The Quarantine Stream: 'Underwater' May Be Derivative, But It Sure is Fun

(Welcome to The Quarantine Stream, a series where the /Film team shares what they’ve been watching while social distancing during the COVID-19 pandemic.)

The Movie: Underwater

Where You Can Stream It: HBO Max

The Pitch: Remember Alien? Remember The Abyss? Remember reading a vague synopsis of an H.P. Lovecraft story? Well, put all those things in a blender, throw in Kristen Stewart with a really cool haircut, and you’ve got Underwater.

Why It’s Essential Quarantine Viewing: Underwater was released last January, and like many January movies, it was a box office disappointment. But a year later, this nifty little monster movie deserves to find an audience. Does it break the mold? Oh, hell no – it rips off many other films. But it’s also a swift, well-made fright flick that does exactly what it sets out to do, and sometimes that’s enough.

The movie release landscape is a bit of a mess right now, but back in the old days, whenever a studio lacked faith in a film, they would dump it into theaters in January. As a result, multiplexes became wastelands at the start of the year, with studios pushing out their leftover titles – the type of titles doomed to fail, financially. But that doesn’t mean the movies that arrive in January are bad. It just means they’re not for everyone.

And that brings us to Underwater, a nifty, well-made monster movie that delivers what you’re looking for, provided you’re looking for a deep-sea riff on Alien. No, Underwater isn’t what you’d call “original” – but it deserves some credit for being something rare: a studio movie not based on an IP. These days, studios are afraid to shell out significant money for anything that doesn’t involve superheroes or a recognizable brand – and yet, inexplicably, 20th Century Fox (before they merged with Disney) did just that, throwing somewhere between $50–80 million at Underwater.

The film was shot and completed in 2017. And then…it just sat around. Until it finally arrived in January 2020, where it received mixed reviews and poor box office numbers ($40.9 million worldwide). But gosh darn it, Underwater deserves better! It’s gorgeous to look at; the scares are effective; and it moves, baby! There’s no wasted time on bullshit here – after a super quick set-up that establishes main character Norah Price (Kristen Stewart) as a bit of a melancholy loner, Underwater gets right to the point and starts blowing shit up.

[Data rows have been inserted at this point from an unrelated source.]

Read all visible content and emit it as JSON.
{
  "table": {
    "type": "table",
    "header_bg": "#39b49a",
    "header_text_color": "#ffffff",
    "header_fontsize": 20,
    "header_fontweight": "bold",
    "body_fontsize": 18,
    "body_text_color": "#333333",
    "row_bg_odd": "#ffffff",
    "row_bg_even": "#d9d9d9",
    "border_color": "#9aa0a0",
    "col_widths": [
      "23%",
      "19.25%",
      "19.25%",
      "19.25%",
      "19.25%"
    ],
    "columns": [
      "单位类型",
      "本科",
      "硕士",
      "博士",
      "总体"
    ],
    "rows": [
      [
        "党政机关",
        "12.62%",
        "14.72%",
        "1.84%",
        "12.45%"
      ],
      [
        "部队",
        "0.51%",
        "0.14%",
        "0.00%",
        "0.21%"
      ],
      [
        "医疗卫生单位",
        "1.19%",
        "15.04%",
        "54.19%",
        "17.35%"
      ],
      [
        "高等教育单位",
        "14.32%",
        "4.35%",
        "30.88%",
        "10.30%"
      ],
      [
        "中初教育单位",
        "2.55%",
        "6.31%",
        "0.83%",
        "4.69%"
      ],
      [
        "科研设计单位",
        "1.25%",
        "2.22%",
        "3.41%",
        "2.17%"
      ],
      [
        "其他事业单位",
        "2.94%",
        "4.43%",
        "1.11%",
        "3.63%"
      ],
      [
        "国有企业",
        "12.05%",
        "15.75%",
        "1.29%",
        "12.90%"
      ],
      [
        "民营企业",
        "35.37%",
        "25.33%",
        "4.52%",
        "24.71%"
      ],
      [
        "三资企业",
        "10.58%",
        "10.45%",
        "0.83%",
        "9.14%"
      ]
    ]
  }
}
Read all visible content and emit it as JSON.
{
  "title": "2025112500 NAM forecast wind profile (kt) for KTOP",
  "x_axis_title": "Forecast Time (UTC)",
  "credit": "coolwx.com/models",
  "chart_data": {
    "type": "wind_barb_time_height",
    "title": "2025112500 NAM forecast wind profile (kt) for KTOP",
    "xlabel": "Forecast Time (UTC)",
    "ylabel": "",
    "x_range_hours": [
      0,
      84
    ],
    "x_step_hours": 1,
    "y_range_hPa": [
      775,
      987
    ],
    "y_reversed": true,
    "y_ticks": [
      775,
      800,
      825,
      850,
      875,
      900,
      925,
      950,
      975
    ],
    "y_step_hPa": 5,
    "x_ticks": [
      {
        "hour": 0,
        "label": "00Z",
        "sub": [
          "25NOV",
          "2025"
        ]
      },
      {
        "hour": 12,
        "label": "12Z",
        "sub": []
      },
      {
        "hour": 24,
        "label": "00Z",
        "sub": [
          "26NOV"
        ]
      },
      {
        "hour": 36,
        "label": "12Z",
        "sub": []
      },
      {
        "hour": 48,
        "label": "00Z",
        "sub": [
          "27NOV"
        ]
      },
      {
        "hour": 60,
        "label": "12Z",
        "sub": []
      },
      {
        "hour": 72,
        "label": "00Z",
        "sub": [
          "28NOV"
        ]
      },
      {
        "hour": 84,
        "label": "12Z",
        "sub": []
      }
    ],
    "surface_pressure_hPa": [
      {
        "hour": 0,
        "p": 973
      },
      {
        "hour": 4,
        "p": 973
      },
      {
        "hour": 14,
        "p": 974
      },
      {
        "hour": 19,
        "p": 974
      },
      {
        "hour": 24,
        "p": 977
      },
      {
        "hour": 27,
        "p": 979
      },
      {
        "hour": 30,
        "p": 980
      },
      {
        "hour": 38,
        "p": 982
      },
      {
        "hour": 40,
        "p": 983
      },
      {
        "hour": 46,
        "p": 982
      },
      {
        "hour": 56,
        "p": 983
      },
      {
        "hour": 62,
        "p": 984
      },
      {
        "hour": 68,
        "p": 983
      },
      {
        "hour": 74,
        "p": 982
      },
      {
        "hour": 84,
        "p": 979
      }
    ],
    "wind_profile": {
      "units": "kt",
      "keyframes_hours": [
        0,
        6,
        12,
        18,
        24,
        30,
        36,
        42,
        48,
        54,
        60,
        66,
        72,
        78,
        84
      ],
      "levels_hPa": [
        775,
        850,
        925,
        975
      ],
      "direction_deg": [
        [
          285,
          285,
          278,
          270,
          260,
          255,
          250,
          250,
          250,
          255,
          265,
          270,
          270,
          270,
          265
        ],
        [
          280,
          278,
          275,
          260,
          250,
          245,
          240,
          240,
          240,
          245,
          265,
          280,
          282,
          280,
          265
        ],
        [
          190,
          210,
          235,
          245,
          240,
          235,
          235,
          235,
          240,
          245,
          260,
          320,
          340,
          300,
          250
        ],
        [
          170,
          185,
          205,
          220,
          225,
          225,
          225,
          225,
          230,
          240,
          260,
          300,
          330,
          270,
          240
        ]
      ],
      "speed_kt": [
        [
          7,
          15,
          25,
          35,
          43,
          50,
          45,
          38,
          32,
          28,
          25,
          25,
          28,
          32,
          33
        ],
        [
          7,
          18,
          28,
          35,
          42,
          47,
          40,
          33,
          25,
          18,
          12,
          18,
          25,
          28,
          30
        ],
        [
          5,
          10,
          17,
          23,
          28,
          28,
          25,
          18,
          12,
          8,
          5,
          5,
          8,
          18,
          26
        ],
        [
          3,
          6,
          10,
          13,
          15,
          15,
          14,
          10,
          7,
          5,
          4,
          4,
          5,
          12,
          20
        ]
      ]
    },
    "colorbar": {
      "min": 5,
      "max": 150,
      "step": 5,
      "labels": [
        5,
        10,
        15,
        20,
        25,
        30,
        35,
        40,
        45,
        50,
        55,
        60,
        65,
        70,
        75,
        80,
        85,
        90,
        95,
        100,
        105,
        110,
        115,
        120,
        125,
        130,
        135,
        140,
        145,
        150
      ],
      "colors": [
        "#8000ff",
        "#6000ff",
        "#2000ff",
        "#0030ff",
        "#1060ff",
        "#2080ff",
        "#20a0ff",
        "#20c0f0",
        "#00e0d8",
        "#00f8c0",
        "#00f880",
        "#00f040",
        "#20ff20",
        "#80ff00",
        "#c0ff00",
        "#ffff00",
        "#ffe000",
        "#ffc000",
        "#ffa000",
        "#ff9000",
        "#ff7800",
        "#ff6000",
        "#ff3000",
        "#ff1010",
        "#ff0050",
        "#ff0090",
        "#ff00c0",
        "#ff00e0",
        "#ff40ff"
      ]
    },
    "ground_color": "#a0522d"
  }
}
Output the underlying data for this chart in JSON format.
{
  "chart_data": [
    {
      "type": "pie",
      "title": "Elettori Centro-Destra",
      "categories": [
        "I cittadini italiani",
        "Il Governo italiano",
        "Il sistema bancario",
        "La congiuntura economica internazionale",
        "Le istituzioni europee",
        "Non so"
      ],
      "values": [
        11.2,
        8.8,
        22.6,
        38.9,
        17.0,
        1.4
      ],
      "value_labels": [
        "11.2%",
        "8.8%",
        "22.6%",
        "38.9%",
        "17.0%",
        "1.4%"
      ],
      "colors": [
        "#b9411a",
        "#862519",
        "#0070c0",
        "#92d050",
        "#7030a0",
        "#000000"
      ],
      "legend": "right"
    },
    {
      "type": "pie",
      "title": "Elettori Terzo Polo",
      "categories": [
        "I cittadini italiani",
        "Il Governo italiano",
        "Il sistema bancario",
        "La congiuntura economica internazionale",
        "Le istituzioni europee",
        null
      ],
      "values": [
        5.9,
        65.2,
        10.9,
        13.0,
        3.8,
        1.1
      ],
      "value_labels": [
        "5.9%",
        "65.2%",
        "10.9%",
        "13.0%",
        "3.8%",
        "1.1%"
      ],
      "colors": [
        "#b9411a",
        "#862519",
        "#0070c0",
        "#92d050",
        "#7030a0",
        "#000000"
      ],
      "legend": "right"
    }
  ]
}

Norah works on a research and drilling facility at the bottom of the Mariana Trench, and as the film begins, some sort of event – an earthquake, perhaps – calls the facility to start collapsing. In the first few minutes, we have to watch Norah scramble to get to safety while also having to make the difficult decision to close some airlock doors – a move that dooms some of her coworkers to death. It’s not Norah’s fault – she had no choice; either she shut the doors or the entire structure would implode. But it doesn’t make it any easier.

Soon Norah hooks up with some other survivors, and they hatch a plan to get to safety. That plan involves taking an underwater elevator down even further and then walking across the ocean floor. But the destruction of the facility is the least of their problems because it seems all the deep-sea drilling has unleashed a swarm of slimy Lovecraftian monsters.

Despite its brisk pace, Underwater actually does a great job establishing its characters quickly: there’s the rookie, the funny guy, the stoic captain, and so on. These aren’t exactly well-developed characters; in fact, they’re mostly a collection of tropes. But we don’t really need nuance in a movie like this; we just need to learn who these people are and then use that to care about them. And it works! We actually want (most) of these folks to survive, so when the monsters come calling, it’s extra unnerving. There are better – and smarter – monster movies than Underwater. But that doesn’t make Underwater any less fun. By the time the film unleashes a Cthulhu-like beastie, you’re in hook, line, and sinker.